Carry a good map. Ride to the outskirts of the city. Get off the bus. Walk. Throw away your map. Don’t worry about getting lost. Someone will help you find your way back.

Don’t always take reliable or quick transportation.

Cancel your domestic flights. See the countryside the way it’s meant to be seen. Don’t take the inter-city express bus. Get on the pueblo bus. You might lose some sleep, but you’ll be riding next to Guillermo the farmer and his newly hatched chicks while stopping in every village between Porto and Madrid.

Stick up your thumb.

Don’t listen to those naysayers who tell you it’s dangerous. Sure it can be, but so can taking the bus or flying. People like company in their cars. Stand on the on-ramp, put your pack in front of you, and take off your sunglasses. Stay positive. Before you know it, you’ll be in Bordeaux and will have met several French people that you may or may not have understood a single word with.

 

Get out to the countryside and small towns.

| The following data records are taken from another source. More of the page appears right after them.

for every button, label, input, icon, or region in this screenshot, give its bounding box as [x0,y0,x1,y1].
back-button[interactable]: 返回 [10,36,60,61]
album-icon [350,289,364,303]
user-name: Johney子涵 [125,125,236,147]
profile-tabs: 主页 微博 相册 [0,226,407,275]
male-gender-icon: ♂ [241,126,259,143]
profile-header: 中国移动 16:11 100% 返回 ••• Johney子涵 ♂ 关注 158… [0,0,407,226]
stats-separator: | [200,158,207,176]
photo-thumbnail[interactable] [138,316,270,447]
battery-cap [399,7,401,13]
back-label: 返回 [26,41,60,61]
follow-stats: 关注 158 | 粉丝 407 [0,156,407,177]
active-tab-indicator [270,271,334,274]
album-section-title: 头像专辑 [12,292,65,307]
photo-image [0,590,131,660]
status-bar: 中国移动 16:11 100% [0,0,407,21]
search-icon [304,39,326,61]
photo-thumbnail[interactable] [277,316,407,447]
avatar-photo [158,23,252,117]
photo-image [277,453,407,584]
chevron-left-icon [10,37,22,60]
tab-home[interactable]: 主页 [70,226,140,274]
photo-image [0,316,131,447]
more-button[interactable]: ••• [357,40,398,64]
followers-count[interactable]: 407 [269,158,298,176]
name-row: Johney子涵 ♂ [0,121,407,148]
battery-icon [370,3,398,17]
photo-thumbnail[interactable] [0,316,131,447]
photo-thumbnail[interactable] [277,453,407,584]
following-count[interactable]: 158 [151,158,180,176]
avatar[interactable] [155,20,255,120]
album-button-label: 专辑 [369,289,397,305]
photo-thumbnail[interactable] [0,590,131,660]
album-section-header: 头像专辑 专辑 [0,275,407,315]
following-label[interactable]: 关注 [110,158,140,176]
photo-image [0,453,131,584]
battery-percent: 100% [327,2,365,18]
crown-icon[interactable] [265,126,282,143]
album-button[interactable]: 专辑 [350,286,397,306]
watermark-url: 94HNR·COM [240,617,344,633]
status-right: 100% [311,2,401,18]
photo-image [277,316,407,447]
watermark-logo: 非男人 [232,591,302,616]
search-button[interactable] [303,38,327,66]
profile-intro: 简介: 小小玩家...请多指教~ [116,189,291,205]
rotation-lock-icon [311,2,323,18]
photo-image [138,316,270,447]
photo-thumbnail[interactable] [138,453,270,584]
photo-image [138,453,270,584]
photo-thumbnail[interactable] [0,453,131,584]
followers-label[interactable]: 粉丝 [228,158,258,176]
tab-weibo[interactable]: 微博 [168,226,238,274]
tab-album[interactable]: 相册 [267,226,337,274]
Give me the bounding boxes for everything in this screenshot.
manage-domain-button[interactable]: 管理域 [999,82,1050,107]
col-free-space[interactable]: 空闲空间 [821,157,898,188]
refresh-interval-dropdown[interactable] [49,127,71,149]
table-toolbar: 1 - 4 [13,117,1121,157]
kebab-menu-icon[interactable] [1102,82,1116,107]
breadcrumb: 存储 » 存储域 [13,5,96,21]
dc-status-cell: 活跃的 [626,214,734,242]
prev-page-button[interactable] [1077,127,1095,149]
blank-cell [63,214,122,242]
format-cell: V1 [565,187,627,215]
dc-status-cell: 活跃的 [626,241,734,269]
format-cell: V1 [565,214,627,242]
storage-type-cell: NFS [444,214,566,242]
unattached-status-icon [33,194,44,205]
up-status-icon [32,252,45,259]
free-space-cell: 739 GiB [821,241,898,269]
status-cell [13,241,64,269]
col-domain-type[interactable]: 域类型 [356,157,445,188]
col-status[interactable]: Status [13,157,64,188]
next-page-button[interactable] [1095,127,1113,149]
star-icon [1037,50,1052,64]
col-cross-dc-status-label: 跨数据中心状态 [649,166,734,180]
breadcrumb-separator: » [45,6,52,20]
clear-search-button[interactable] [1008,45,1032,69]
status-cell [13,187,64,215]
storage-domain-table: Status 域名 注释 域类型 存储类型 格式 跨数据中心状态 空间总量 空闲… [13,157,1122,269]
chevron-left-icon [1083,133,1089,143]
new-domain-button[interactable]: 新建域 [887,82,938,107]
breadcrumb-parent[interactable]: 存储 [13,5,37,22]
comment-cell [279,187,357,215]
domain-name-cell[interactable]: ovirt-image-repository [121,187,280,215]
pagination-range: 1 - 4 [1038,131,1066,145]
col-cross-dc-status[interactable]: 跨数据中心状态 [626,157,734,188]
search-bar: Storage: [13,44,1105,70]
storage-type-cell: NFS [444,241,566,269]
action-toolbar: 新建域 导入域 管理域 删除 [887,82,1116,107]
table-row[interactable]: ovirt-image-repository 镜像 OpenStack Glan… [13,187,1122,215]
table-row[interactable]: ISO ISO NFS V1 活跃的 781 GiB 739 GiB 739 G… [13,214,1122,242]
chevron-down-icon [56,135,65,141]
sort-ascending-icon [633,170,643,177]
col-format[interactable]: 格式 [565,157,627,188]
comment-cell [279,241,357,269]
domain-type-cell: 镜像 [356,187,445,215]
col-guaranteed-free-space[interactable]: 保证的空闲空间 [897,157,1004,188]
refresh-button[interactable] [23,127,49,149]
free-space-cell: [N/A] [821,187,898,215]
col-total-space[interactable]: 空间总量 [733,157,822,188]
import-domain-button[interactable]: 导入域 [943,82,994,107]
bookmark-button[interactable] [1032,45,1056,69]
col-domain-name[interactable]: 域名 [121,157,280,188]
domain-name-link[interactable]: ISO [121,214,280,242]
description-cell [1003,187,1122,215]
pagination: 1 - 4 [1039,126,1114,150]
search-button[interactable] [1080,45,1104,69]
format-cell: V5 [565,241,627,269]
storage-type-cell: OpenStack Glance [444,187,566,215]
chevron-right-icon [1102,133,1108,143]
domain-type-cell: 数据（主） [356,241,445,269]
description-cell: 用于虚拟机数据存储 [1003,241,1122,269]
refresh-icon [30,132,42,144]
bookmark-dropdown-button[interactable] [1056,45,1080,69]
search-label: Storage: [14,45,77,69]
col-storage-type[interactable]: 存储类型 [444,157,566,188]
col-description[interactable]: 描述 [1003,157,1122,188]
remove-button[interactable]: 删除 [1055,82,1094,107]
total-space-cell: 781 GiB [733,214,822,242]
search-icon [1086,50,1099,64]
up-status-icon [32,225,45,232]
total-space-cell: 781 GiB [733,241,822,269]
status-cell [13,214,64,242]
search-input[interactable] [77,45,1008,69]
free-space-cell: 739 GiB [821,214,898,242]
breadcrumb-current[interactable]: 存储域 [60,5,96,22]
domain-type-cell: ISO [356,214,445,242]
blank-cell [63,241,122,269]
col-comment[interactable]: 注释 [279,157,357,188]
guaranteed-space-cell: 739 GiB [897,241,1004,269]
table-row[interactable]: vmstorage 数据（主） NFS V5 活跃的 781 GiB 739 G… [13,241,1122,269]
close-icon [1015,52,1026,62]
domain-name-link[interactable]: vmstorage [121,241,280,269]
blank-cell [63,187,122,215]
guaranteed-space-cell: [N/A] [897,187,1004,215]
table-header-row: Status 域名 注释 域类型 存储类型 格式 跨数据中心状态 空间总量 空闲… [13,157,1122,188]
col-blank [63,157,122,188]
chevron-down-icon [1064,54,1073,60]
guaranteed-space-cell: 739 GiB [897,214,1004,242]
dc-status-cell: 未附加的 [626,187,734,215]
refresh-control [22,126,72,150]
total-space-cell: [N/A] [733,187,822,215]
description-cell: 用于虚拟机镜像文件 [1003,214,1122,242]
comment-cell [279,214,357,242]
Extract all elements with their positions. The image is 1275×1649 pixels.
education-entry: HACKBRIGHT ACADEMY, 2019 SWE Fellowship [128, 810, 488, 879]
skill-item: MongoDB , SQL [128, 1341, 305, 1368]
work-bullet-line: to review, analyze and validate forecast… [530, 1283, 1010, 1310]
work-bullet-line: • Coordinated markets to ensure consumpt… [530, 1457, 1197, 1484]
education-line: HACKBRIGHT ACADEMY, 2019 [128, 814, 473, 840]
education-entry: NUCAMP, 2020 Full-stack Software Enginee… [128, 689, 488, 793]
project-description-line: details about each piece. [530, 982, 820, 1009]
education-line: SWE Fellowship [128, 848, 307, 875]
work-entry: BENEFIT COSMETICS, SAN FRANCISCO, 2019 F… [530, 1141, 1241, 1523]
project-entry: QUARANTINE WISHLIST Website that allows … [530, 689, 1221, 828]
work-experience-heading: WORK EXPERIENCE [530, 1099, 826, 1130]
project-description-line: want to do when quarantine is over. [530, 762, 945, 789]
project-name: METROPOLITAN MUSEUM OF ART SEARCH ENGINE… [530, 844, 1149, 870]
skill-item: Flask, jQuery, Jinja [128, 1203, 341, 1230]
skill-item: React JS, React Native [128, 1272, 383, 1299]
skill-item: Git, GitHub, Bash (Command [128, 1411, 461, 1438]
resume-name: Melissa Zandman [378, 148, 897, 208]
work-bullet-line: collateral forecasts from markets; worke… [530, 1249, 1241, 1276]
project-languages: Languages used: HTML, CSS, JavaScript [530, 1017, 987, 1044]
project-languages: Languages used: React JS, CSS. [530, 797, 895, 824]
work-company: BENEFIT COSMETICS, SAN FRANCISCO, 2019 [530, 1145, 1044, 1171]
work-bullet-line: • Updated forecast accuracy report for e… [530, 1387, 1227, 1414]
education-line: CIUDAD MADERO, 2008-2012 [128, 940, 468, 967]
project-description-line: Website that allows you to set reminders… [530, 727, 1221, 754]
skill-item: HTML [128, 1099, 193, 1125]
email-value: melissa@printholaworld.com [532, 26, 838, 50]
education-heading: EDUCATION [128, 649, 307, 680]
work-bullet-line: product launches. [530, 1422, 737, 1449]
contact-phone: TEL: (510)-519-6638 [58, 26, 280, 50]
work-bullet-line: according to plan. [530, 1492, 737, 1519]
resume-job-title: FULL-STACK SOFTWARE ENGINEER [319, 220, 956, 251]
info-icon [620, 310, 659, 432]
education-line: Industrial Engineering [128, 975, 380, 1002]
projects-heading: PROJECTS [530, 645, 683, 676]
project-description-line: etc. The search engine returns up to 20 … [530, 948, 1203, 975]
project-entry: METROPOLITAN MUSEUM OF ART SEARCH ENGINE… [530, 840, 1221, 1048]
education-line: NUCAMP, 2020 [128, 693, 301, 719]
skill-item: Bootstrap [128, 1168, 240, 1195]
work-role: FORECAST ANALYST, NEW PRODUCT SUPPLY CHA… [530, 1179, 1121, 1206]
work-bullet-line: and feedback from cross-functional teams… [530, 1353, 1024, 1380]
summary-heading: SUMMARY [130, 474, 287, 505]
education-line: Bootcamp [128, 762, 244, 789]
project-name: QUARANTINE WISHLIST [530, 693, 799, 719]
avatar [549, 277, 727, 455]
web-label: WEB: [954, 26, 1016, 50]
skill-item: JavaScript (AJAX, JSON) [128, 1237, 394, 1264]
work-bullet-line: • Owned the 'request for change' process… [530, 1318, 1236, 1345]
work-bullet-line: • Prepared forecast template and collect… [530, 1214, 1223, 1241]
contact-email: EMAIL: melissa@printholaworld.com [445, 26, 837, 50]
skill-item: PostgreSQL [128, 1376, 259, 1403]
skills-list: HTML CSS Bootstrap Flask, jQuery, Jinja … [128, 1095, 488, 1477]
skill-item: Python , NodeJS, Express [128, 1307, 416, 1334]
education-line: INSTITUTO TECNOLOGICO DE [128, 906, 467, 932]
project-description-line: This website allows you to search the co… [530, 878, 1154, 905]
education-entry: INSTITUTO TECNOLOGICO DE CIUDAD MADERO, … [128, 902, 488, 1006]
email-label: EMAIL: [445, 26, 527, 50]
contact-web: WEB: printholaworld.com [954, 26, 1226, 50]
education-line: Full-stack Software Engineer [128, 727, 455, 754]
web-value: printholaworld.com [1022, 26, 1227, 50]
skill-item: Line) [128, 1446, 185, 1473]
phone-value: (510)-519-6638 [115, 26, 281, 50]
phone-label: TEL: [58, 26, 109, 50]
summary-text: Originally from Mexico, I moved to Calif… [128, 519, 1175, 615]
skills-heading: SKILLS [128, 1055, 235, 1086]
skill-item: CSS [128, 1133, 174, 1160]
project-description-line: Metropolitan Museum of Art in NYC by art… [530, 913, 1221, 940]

Show up in a town that has nothing of touristic interest. You will actually meet a local. The conversation with babushka might start by her asking why in God’s name you have come here. Don’t do a whirlwind tour of the European capitals. Sure, visit Moscow, but ramble through a string of Russian towns that you will never remember the names of.

Stay a while.

If this technically moves out of the realm of traveling and into vagabonding, so be it. Linger to absorb the local culture. Organize a few weeks exchange in Switzerland using Help Exchange. Volunteer on an organic farm in New Zealand with WWOOF. Teach English in Madrid or rural China. Take a cooking course in Thailand or study meditation or yoga in India. Do a long-distance walk or pilgrimage. Do a cycle tour of Nova Scotia.